There is at least one surprise visit to a friend who lives here, multiple trips to old hangouts, rifling through souvenirs from back in the day. Settling back into an old routine takes no effort at all: it’s like jumping off a bicycle. Soon enough, everyone starts feeling like she never left and the spotlight is no longer on her. It sounds like a complaint but in reality, a part of her wishes it could be this way a little longer. Because the next part of the trip is right around the corner.
Heavy suitcases, heavy hearts
Just like that, her suitcases are back on the floor and her checklists are out in full swing. Only this time it no longer feels like an exciting holiday is round the corner. A new semester is waiting for her and it bears gifts: hundreds of unopened emails, hours of reading material, winter wear for an even more aggressive cold spell that no longer comes with holiday music to soften its blow. Her suitcase is filling up with the essentials: a lifetime supply of Maggi packets so she doesn’t have to trek through ice to go to the Indian store, amma’s upma mixes and chutney podi, the Lays she grew up with – the one that sets her mouth on fire like any decent snack food is supposed to, Kurkure for her poor roommate who couldn’t take this trip home.
There’s nothing she can do to slow down the time that passes between the first agonizing flight and the second. There’s nothing that can prepare her for the dull sadness of leaving Bangalore’s beautiful weather and perfectly understandable traffic jams. (What isn’t forgivable when you’re wearing Gulmohar-coloured glasses?)
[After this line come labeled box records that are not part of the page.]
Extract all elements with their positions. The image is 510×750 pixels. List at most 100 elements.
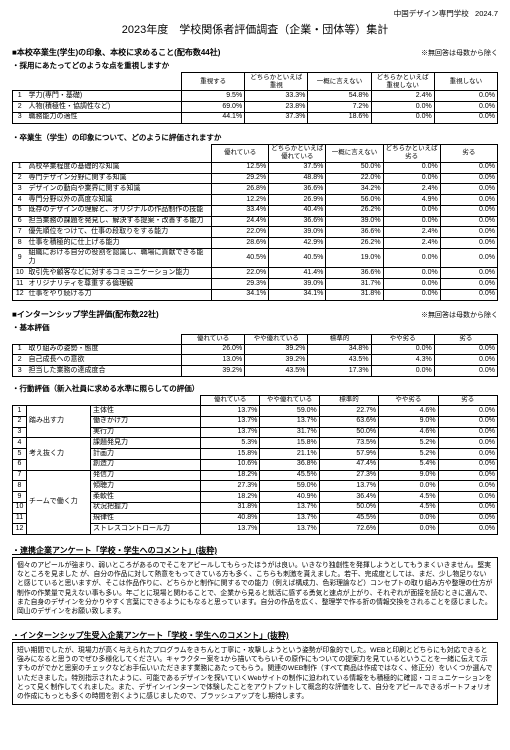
row-index: 11 (13, 513, 27, 524)
row-index: 6 (13, 216, 27, 227)
cell-value: 0.0% (438, 416, 497, 427)
row-label: 担当した業務の達成度合 (27, 366, 182, 377)
cell-value: 0.0% (438, 524, 497, 535)
sec3-title: ■インターンシップ学生評価(配布数22社) (12, 309, 159, 320)
cell-value: 0.0% (383, 289, 440, 300)
cell-value: 5.4% (379, 459, 438, 470)
cell-value: 18.2% (201, 492, 260, 503)
cell-value: 13.7% (319, 481, 378, 492)
cell-value: 13.7% (260, 416, 319, 427)
cell-value: 34.1% (212, 289, 269, 300)
cell-value: 57.9% (319, 449, 378, 460)
school-name: 中国デザイン専門学校 (394, 9, 469, 18)
row-index: 8 (13, 481, 27, 492)
table-row: 4考え抜く力課題発見力5.3%15.8%73.5%5.2%0.0% (13, 438, 498, 449)
table-row: 7優先順位をつけて、仕事の段取りをする能力22.0%39.0%36.6%2.4%… (13, 227, 498, 238)
cell-value: 36.8% (260, 459, 319, 470)
sec1-sub: ・採用にあたってどのような点を重視しますか (12, 60, 498, 71)
table-row: 2自己成長への意欲13.0%39.2%43.5%4.3%0.0% (13, 355, 498, 366)
row-index: 2 (13, 355, 27, 366)
cell-value: 36.4% (319, 492, 378, 503)
row-label: 柔軟性 (91, 492, 201, 503)
table-header-row: 優れている やや優れている 標準的 やや劣る 劣る (13, 395, 498, 405)
row-index: 3 (13, 366, 27, 377)
row-label: 既存のデザインの理解と、オリジナルの作品制作の技能 (27, 205, 212, 216)
table-row: 4専門分野以外の高度な知識12.2%26.9%56.0%4.9%0.0% (13, 195, 498, 206)
cell-value: 15.8% (260, 438, 319, 449)
row-label: オリジナリティを尊重する倫理観 (27, 279, 212, 290)
cell-value: 0.0% (379, 481, 438, 492)
cell-value: 5.2% (379, 449, 438, 460)
cell-value: 21.1% (260, 449, 319, 460)
cell-value: 0.0% (434, 366, 497, 377)
group-label: 考え抜く力 (27, 438, 91, 470)
cell-value: 0.0% (383, 216, 440, 227)
sec2-sub: ・卒業生（学生）の印象について、どのように評価されますか (12, 132, 498, 143)
cell-value: 0.0% (371, 102, 434, 113)
cell-value: 40.5% (269, 248, 326, 268)
cell-value: 18.2% (201, 470, 260, 481)
row-label: 働きかけ力 (91, 416, 201, 427)
cell-value: 59.0% (260, 481, 319, 492)
row-label: 取り組みの姿勢・態度 (27, 344, 182, 355)
table-row: 11オリジナリティを尊重する倫理観29.3%39.0%31.7%0.0%0.0% (13, 279, 498, 290)
cell-value: 19.0% (326, 248, 383, 268)
sec1-title: ■本校卒業生(学生)の印象、本校に求めること(配布数44社) (12, 47, 220, 58)
cell-value: 2.4% (383, 238, 440, 249)
cell-value: 0.0% (438, 492, 497, 503)
cell-value: 0.0% (440, 162, 497, 173)
cell-value: 31.8% (326, 289, 383, 300)
sec4-sub: ・行動評価（新入社員に求める水準に照らしての評価） (12, 383, 498, 394)
cell-value: 4.6% (379, 406, 438, 417)
cell-value: 4.6% (379, 427, 438, 438)
cell-value: 0.0% (440, 184, 497, 195)
row-index: 11 (13, 279, 27, 290)
table-row: 1学力(専門・基礎)9.5%33.3%54.8%2.4%0.0% (13, 91, 498, 102)
row-label: 仕事を積極的に仕上げる能力 (27, 238, 212, 249)
row-label: 優先順位をつけて、仕事の段取りをする能力 (27, 227, 212, 238)
cell-value: 33.3% (245, 91, 308, 102)
table-row: 3デザインの動向や業界に関する知識26.8%36.6%34.2%2.4%0.0% (13, 184, 498, 195)
page-title: 2023年度 学校関係者評価調査（企業・団体等）集計 (12, 21, 498, 37)
cell-value: 22.0% (212, 268, 269, 279)
row-index: 6 (13, 459, 27, 470)
cell-value: 47.4% (319, 459, 378, 470)
cell-value: 0.0% (440, 248, 497, 268)
cell-value: 13.7% (201, 406, 260, 417)
table-sec1: 重視する どちらかといえば重視 一概に言えない どちらかといえば重視しない 重視… (12, 72, 498, 124)
cell-value: 28.6% (212, 238, 269, 249)
table-row: 5既存のデザインの理解と、オリジナルの作品制作の技能33.4%40.4%26.2… (13, 205, 498, 216)
row-label: 職務能力の適性 (27, 112, 182, 123)
cell-value: 2.4% (383, 227, 440, 238)
table-row: 1高校卒業程度の基礎的な知識12.5%37.5%50.0%0.0%0.0% (13, 162, 498, 173)
cell-value: 4.5% (379, 492, 438, 503)
cell-value: 31.7% (260, 427, 319, 438)
cell-value: 23.8% (245, 102, 308, 113)
cell-value: 9.5% (182, 91, 245, 102)
cell-value: 36.6% (269, 184, 326, 195)
row-label: 取引先や顧客などに対するコミュニケーション能力 (27, 268, 212, 279)
cell-value: 39.0% (269, 279, 326, 290)
table-header-row: 優れている どちらかといえば優れている 一概に言えない どちらかといえば劣る 劣… (13, 144, 498, 162)
row-index: 10 (13, 268, 27, 279)
cell-value: 42.9% (269, 238, 326, 249)
table-row: 8仕事を積極的に仕上げる能力28.6%42.9%26.2%2.4%0.0% (13, 238, 498, 249)
cell-value: 4.5% (379, 502, 438, 513)
cell-value: 26.0% (182, 344, 245, 355)
cell-value: 27.3% (201, 481, 260, 492)
cell-value: 59.0% (260, 406, 319, 417)
cell-value: 0.0% (383, 279, 440, 290)
row-index: 2 (13, 173, 27, 184)
cell-value: 41.4% (269, 268, 326, 279)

The flight back home is not a party. It’s a day flight, which automatically removes all the excitement that comes with a dark sky. Day flights are practical. Day flights remind you that you have things to do.
Welcome (back) home
Remember the first time you set foot in a new country, in a sea of unfamiliar faces that looked nothing like yours? The first time you stepped into a bare flat that you would decide was yours? The first time you shook hands with your roommate and wondered what this new life would be like? Who would have thought that in just a few months you would embrace this terrifying new country as yours?
She barely realized it too – until she landed in a sea of Red Sox merch, Dunkin Donuts, and the unmistakable sounds of a local Boston accent. She never thought she would be able to identify these things, let alone smile a little when they came back to greet her.
And who would have imagined that the empty shell of an apartment she first stepped into would become a warm and welcoming home, with friends that knew her a little too well, with things she left behind on this holiday and actually missed?
They sit on the floor at 3 am, wide awake and rummaging through her suitcase and it hits her – she hasn’t come back to a dreary routine and freezing cold workdays. She has come back to a family that’s been waiting for her.
She couldn’t have asked for a better start to the semester.